In the Greco-Roman world, such places—especially those with deep pits like the one about 300 feet into Teomim Cave—were often understood to be gateways to the underworld. This perception often led to the performance of various necromantic or divinatory rituals and ceremonies involving mediums consulting the spirits of the dead.
Such rituals frequently involved the very types of items found at Teomim Cave: oil lamps; the reflective surface of water held in bowls; human skulls; and metal implements or weapons used to repel any unwanted spirits. For this reason, Klein and Zissu posit that the cave was a site for the performance of these rituals during the late Roman period, about 1,700 years ago.
Steeped in Local Lore
According to local lore, Teomim Cave is broadly associated with the supernatural.
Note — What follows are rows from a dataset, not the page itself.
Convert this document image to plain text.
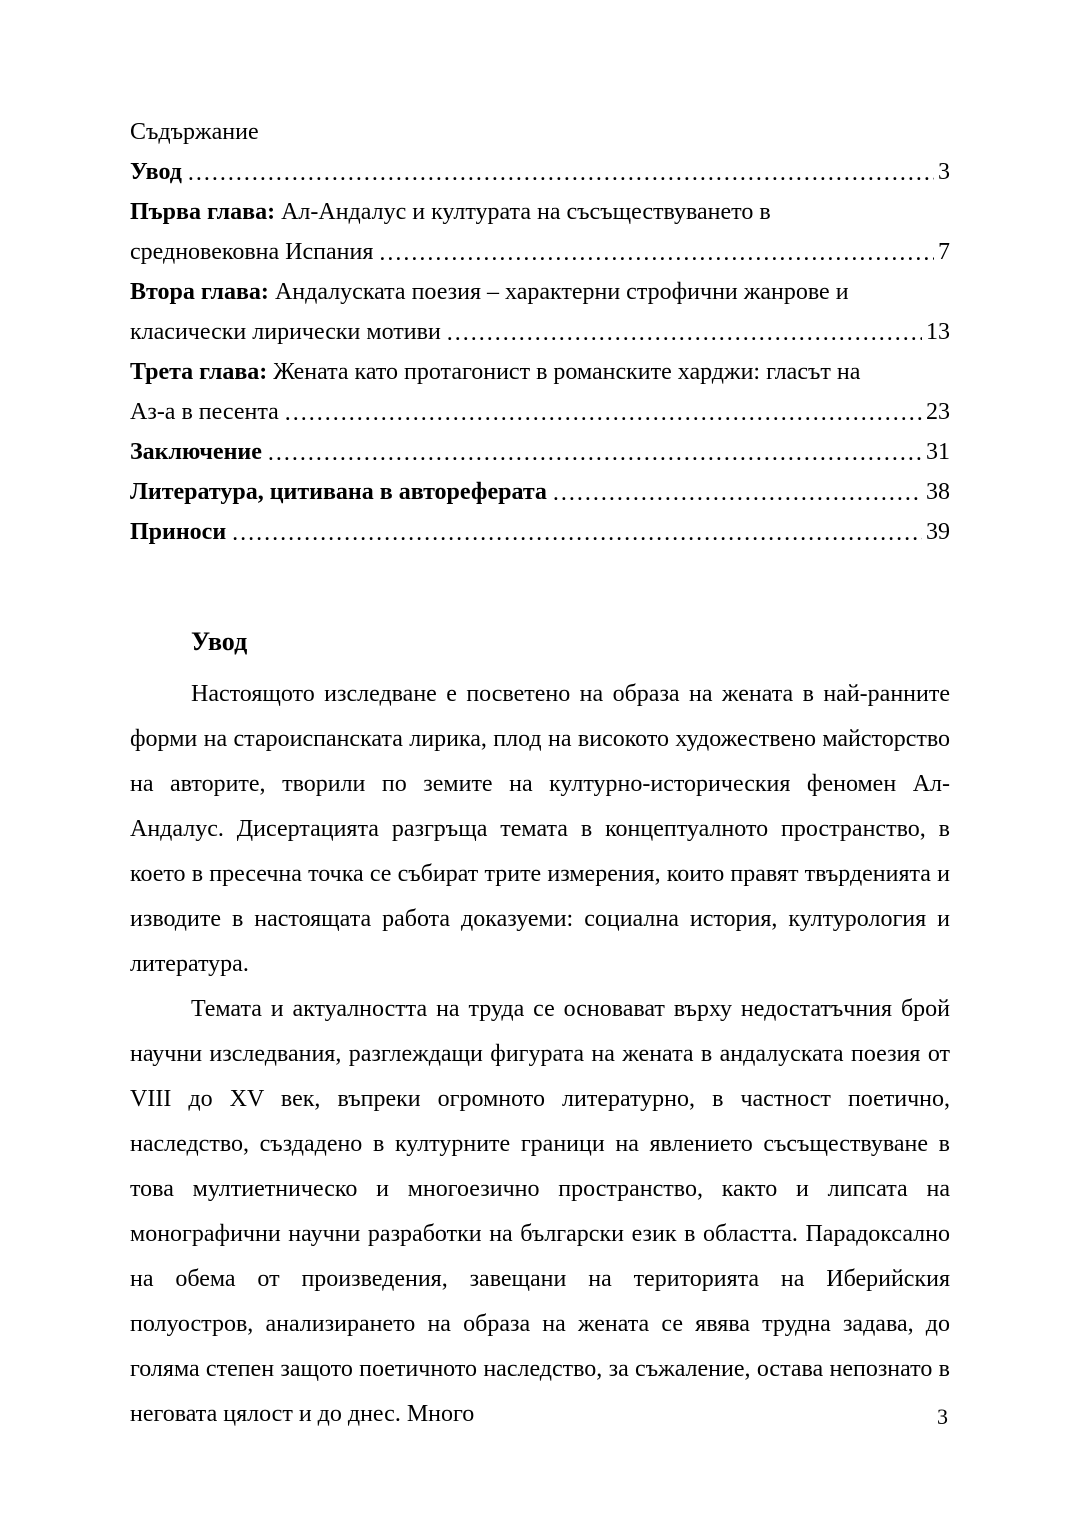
Съдържание
Увод .....	3
Първа глава: Ал-Андалус и културата на съсъществуването в
средновековна Испания .....	7
Втора глава: Андалуската поезия – характерни строфични жанрове и
класически лирически мотиви .....	13
Трета глава: Жената като протагонист в романските харджи: гласът на
Аз-а в песента .....	23
Заключение .....	31
Литература, цитивана в автореферата .....	38
Приноси .....	39
Увод

Настоящото изследване е посветено на образа на жената в най-ранните форми на староиспанската лирика, плод на високото художествено майсторство на авторите, творили по земите на културно-историческия феномен Ал-Андалус. Дисертацията разгръща темата в концептуалното пространство, в което в пресечна точка се събират трите измерения, които правят твърденията и изводите в настоящата работа доказуеми: социална история, културология и литература.

Темата и актуалността на труда се основават върху недостатъчния брой научни изследвания, разглеждащи фигурата на жената в андалуската поезия от VIII до XV век, въпреки огромното литературно, в частност поетично, наследство, създадено в културните граници на явлението съсъществуване в това мултиетническо и многоезично пространство, както и липсата на монографични научни разработки на български език в областта. Парадоксално на обема от произведения, завещани на територията на Иберийския полуостров, анализирането на образа на жената се явява трудна задава, до голяма степен защото поетичното наследство, за съжаление, остава непознато в неговата цялост и до днес. Много	3
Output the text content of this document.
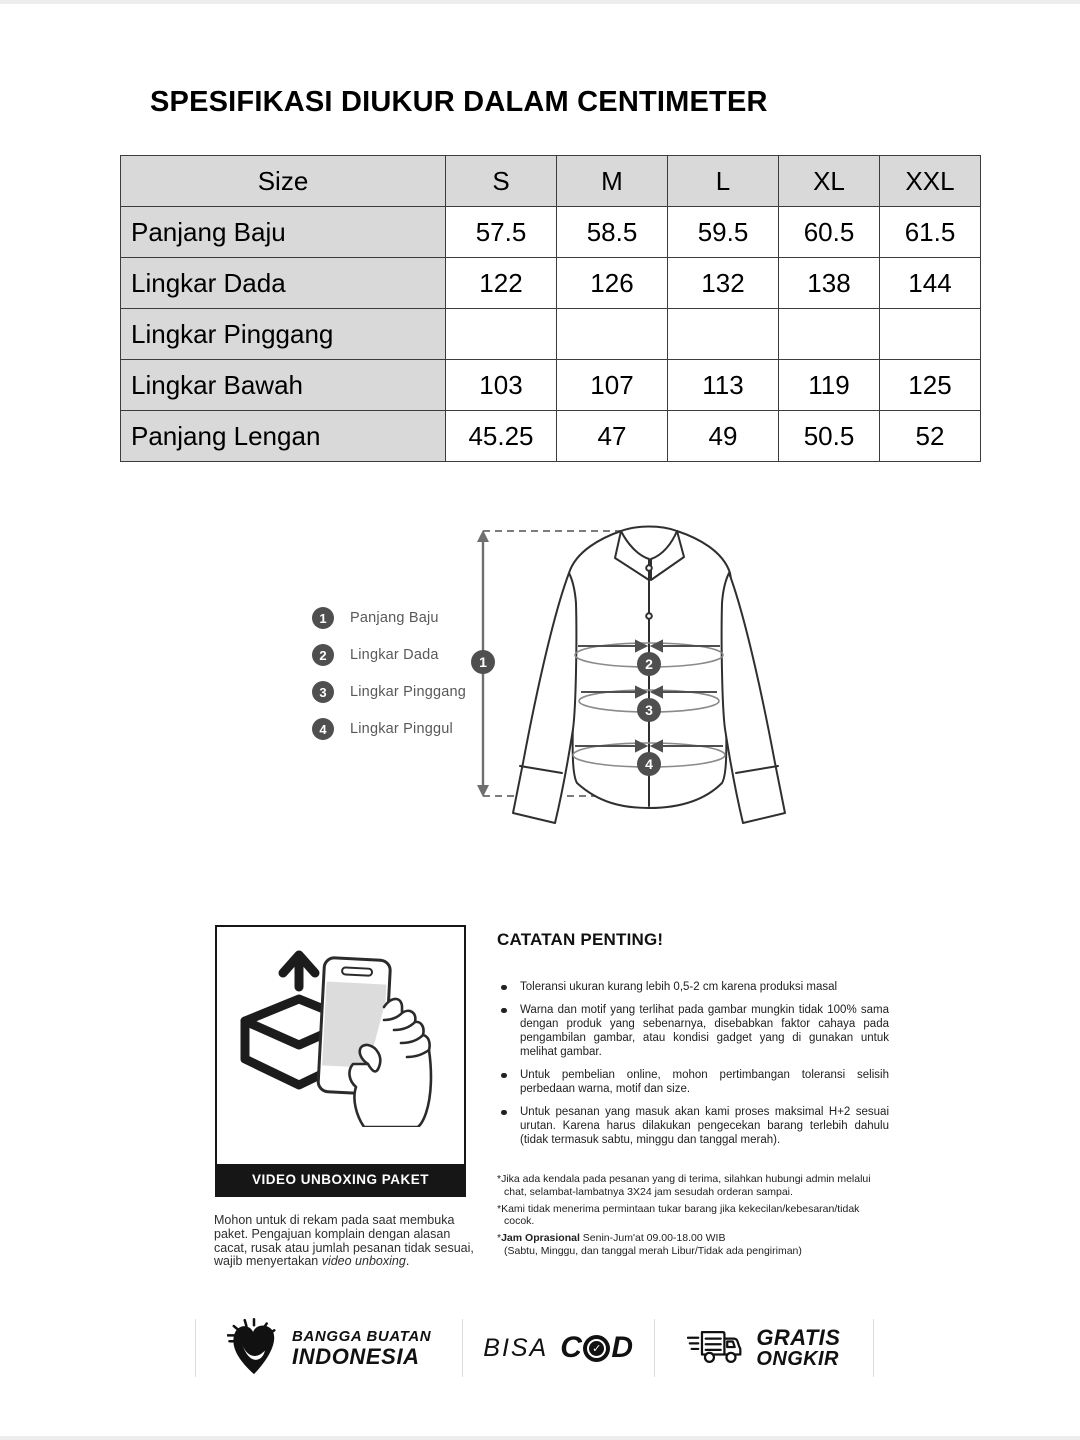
SPESIFIKASI DIUKUR DALAM CENTIMETER
Size	S	M	L	XL	XXL
Panjang Baju	57.5	58.5	59.5	60.5	61.5
Lingkar Dada	122	126	132	138	144
Lingkar Pinggang					
Lingkar Bawah	103	107	113	119	125
Panjang Lengan	45.25	47	49	50.5	52
1	Panjang Baju
2	Lingkar Dada
3	Lingkar Pinggang
4	Lingkar Pinggul
1	2
3
4
VIDEO UNBOXING PAKET
Mohon untuk di rekam pada saat membuka paket. Pengajuan komplain dengan alasan cacat, rusak atau jumlah pesanan tidak sesuai, wajib menyertakan video unboxing.
CATATAN PENTING!
Toleransi ukuran kurang lebih 0,5-2 cm karena produksi masal
Warna dan motif yang terlihat pada gambar mungkin tidak 100% sama dengan produk yang sebenarnya, disebabkan faktor cahaya pada pengambilan gambar, atau kondisi gadget yang di gunakan untuk melihat gambar.
Untuk pembelian online, mohon pertimbangan toleransi selisih perbedaan warna, motif dan size.
Untuk pesanan yang masuk akan kami proses maksimal H+2 sesuai urutan. Karena harus dilakukan pengecekan barang terlebih dahulu (tidak termasuk sabtu, minggu dan tanggal merah).
*Jika ada kendala pada pesanan yang di terima, silahkan hubungi admin melalui chat, selambat-lambatnya 3X24 jam sesudah orderan sampai.
*Kami tidak menerima permintaan tukar barang jika kekecilan/kebesaran/tidak cocok.
*Jam Oprasional Senin-Jum'at 09.00-18.00 WIB
(Sabtu, Minggu, dan tanggal merah Libur/Tidak ada pengiriman)
BANGGA BUATAN
INDONESIA	BISA C ✓ D	GRATIS
ONGKIR
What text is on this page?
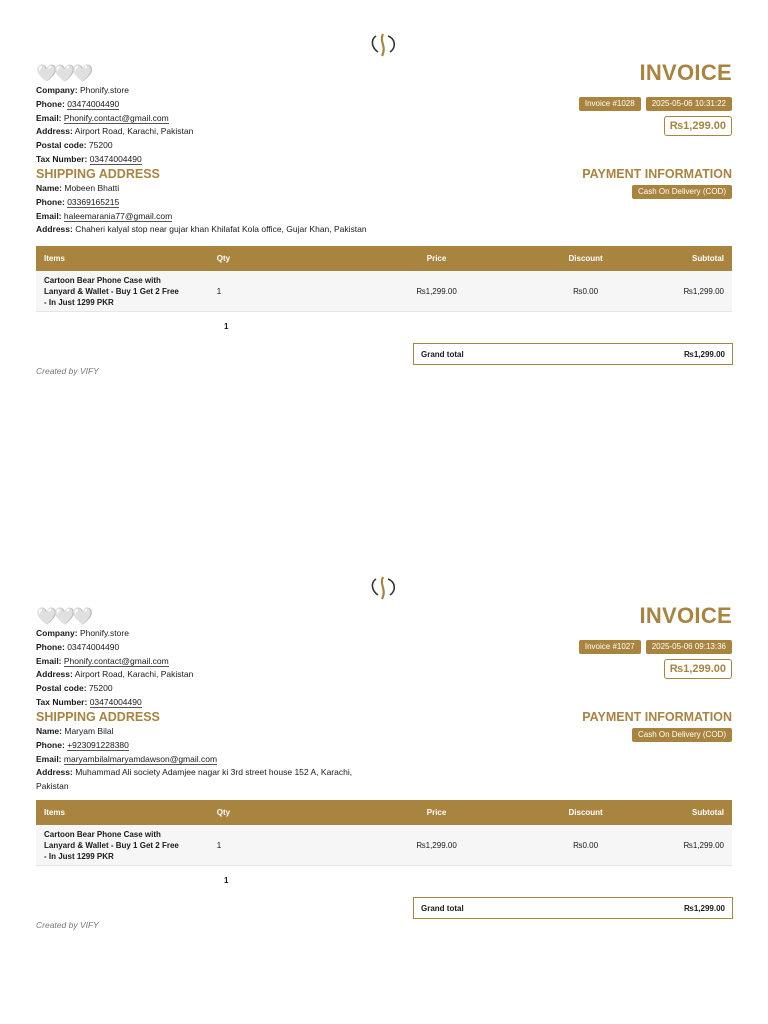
🤍🤍🤍
Company: Phonify.store
Phone: 03474004490
Email: Phonify.contact@gmail.com
Address: Airport Road, Karachi, Pakistan
Postal code: 75200
Tax Number: 03474004490
INVOICE
Invoice #1028	2025-05-06 10:31:22
₨1,299.00
SHIPPING ADDRESS
Name: Mobeen Bhatti
Phone: 03369165215
Email: haleemarania77@gmail.com
Address: Chaheri kalyal stop near gujar khan Khilafat Kola office, Gujar Khan, Pakistan
PAYMENT INFORMATION
Cash On Delivery (COD)
Items	Qty	Price	Discount	Subtotal
Cartoon Bear Phone Case with Lanyard & Wallet - Buy 1 Get 2 Free - In Just 1299 PKR	1	₨1,299.00	₨0.00	₨1,299.00
1
Grand total	₨1,299.00
Created by VIFY
🤍🤍🤍
Company: Phonify.store
Phone: 03474004490
Email: Phonify.contact@gmail.com
Address: Airport Road, Karachi, Pakistan
Postal code: 75200
Tax Number: 03474004490
INVOICE
Invoice #1027	2025-05-06 09:13:36
₨1,299.00
SHIPPING ADDRESS
Name: Maryam Bilal
Phone: +923091228380
Email: maryambilalmaryamdawson@gmail.com
Address: Muhammad Ali society Adamjee nagar ki 3rd street house 152 A, Karachi, Pakistan
PAYMENT INFORMATION
Cash On Delivery (COD)
Items	Qty	Price	Discount	Subtotal
Cartoon Bear Phone Case with Lanyard & Wallet - Buy 1 Get 2 Free - In Just 1299 PKR	1	₨1,299.00	₨0.00	₨1,299.00
1
Grand total	₨1,299.00
Created by VIFY
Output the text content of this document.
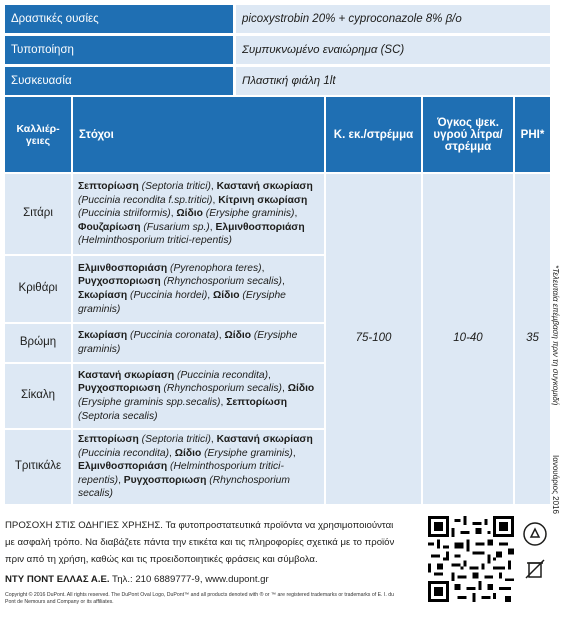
Δραστικές ουσίες	picoxystrobin 20% + cyproconazole 8% β/ο
Τυποποίηση	Συμπυκνωμένο εναιώρημα (SC)
Συσκευασία	Πλαστική φιάλη 1lt
Καλλιέρ-γειες	Στόχοι	Κ. εκ./στρέμμα	Όγκος ψεκ. υγρού λίτρα/στρέμμα	PHI*
Σιτάρι	Σεπτορίωση (Septoria tritici), Καστανή σκωρίαση (Puccinia recondita f.sp.tritici), Κίτρινη σκωρίαση (Puccinia striiformis), Ωίδιο (Erysiphe graminis), Φουζαρίωση (Fusarium sp.), Ελμινθοσποριάση (Helminthosporium tritici-repentis)	75-100	10-40	35
Κριθάρι	Ελμινθοσποριάση (Pyrenophora teres), Ρυγχοσποριωση (Rhynchosporium secalis), Σκωρίαση (Puccinia hordei), Ωίδιο (Erysiphe graminis)			
Βρώμη	Σκωρίαση (Puccinia coronata), Ωίδιο (Erysiphe graminis)			
Σίκαλη	Καστανή σκωρίαση (Puccinia recondita), Ρυγχοσποριωση (Rhynchosporium secalis), Ωίδιο (Erysiphe graminis spp.secalis), Σεπτορίωση (Septoria secalis)			
Τριτικάλε	Σεπτορίωση (Septoria tritici), Καστανή σκωρίαση (Puccinia recondita), Ωίδιο (Erysiphe graminis), Ελμινθοσποριάση (Helminthosporium tritici-repentis), Ρυγχοσποριωση (Rhynchosporium secalis)			
*Τελευταία επέμβαση πριν τη συγκομιδή
Ιανουάριος 2016
ΠΡΟΣΟΧΗ ΣΤΙΣ ΟΔΗΓΙΕΣ ΧΡΗΣΗΣ. Τα φυτοπροστατευτικά προϊόντα να χρησιμοποιούνται με ασφαλή τρόπο. Να διαβάζετε πάντα την ετικέτα και τις πληροφορίες σχετικά με το προϊόν πριν από τη χρήση, καθώς και τις προειδοποιητικές φράσεις και σύμβολα.
ΝΤΥ ΠΟΝΤ ΕΛΛΑΣ Α.Ε. Τηλ.: 210 6889777-9, www.dupont.gr
Copyright © 2016 DuPont. All rights reserved. The DuPont Oval Logo, DuPont™ and all products denoted with ® or ™ are registered trademarks or trademarks of E. I. du Pont de Nemours and Company or its affiliates.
Both its Hebrew name (Me‘arat ha-Te’omim, “Cave of the Twins”) and Arabic name (Mugharet Umm al-Taw’amin, “Cave of the Mother of the Twins”) refer to a local legend about an infertile woman in the 19th century who drank from the water pooled in the cave and gave birth to twins soon thereafter. This has led to a traditional belief about the healing power of the cave’s water. Additionally, local farmers told British surveyors in the 1870s about adulterous women who were cast into the cave’s deep pit.
The use of the cave as a place to engage in necromancy thus fits within a more extensive body of tradition surrounding the site, especially from the standpoint of heterodox local tradition. As Klein noted, “This was a popular ritual; the ancient authorities did not support rites of this kind. In some periods the custom was declared illegal; in any case, the authorities took a negative view of it.”
Teomim Cave has been studied several times, beginning in 1873 with a British survey team. Since that time, a French expedition in the late 1920s and Israeli efforts in the early 1970s yielded numerous artifacts and improved mapping of the cave’s interior. Eitan and Zissu’s recent publication describes and interprets the most recent work at the site. In addition to the late Roman-era finds, the cave also has yielded items from the time of the Bar Kokhba Rebellion (early second century CE) and the Middle Bronze Age (c. 2000–1550 BCE).